The great Disney classics have been given new life with new versions updated and visible on Disney+.
By successfully casting
Their super buddies Marvel Cinematic Universe know it well: a good Disney is above all a good casting, finding the perfect actor or actress to embody a legendary character. The stroke of genius of the new Aladdin ? Hire a Will Smith in great shape to embody the Genie, and therefore find another comic style, obviously more physical and sexier than that of Robin Williams. That of Lion King and of Dumbo ? Above all, hire two fascinating directors who will be able to imprint their style on the Disney “brand”. The passion of Jon Favreau for photorealistic digital effects, brought to its climax in The Lion King new version, and the love of Tim Burton for the freaks, the dented and the anti-system (a radical discourse incidentally unheard of in a Disney) in the new Dumbo. Casting isn’t just about actors, of course.
Keeping the good songs
Disney magic is also (mostly?) musical magic. Can we redo Aladdin and The Lion King without repeating the hits by Alan Menken, Tim Rice and Elton John? Obviously: no. Already because the musicals (madmen) of Broadway have been able to reinvent them on stage without anyone finding fault – and it is therefore impossible to conceive these universes without their music. Second, because the original musicians were directly involved in the live action remakes (yes, even Hans Zimmer came back for The Lion King) to give a deep polish to classics like Hakuna Matata Where I am your best friend.

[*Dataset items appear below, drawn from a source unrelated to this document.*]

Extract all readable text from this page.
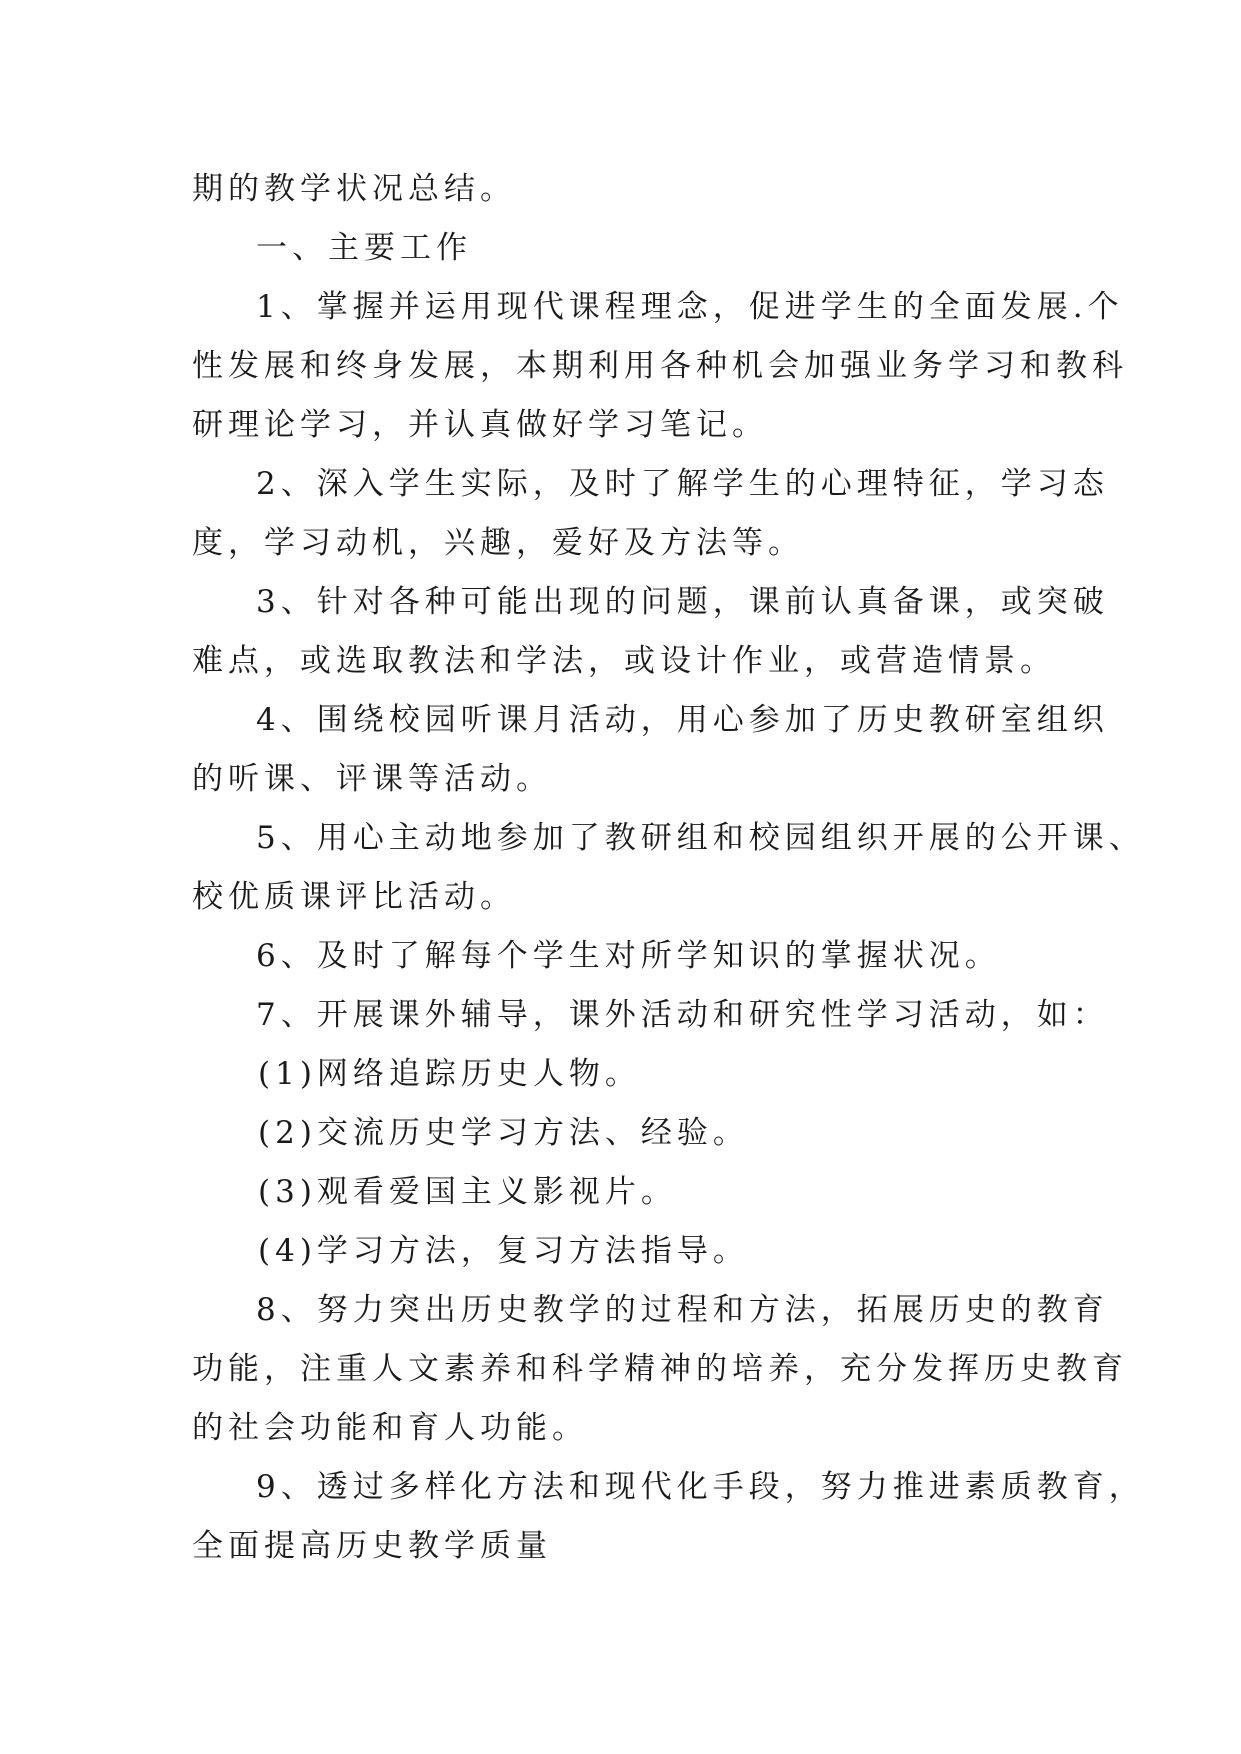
期的教学状况总结。
一、主要工作
1、掌握并运用现代课程理念，促进学生的全面发展.个
性发展和终身发展，本期利用各种机会加强业务学习和教科
研理论学习，并认真做好学习笔记。
2、深入学生实际，及时了解学生的心理特征，学习态
度，学习动机，兴趣，爱好及方法等。
3、针对各种可能出现的问题，课前认真备课，或突破
难点，或选取教法和学法，或设计作业，或营造情景。
4、围绕校园听课月活动，用心参加了历史教研室组织
的听课、评课等活动。
5、用心主动地参加了教研组和校园组织开展的公开课、
校优质课评比活动。
6、及时了解每个学生对所学知识的掌握状况。
7、开展课外辅导，课外活动和研究性学习活动，如：
(1)网络追踪历史人物。
(2)交流历史学习方法、经验。
(3)观看爱国主义影视片。
(4)学习方法，复习方法指导。
8、努力突出历史教学的过程和方法，拓展历史的教育
功能，注重人文素养和科学精神的培养，充分发挥历史教育
的社会功能和育人功能。
9、透过多样化方法和现代化手段，努力推进素质教育，
全面提高历史教学质量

By betting on the spectacular
The Lion King 2019, live-action or not ? Completely shot in digital in fact, but that doesn’t change the fact that the film wants to give the appearance of live action, of absolute photorealism and the result is literally colossal. Action sequencesAladdin bear the hallmark of its director, the English Guy Ritchie, who had already quite succeeded in his King Arthur (yes! see it again) in the same genre of popular and uninhibited, radically spectacular fantasy. arriving in town to the sound of Prince Ali, grandiose as a Disneyland parade, is not bad either but less “Ritchian”, let’s say. The flamboyant finale, almost anar, of Dumbo feverishly contrasts with that of the original. All of this goes to show that Disney doesn’t view its live-action remakes as quick-fire, name-driven money machines (orintellectual propertyas we say in theamusement), but many real films with a substantial budget and driven by a real ambition for the spectacular – and therefore for cinema.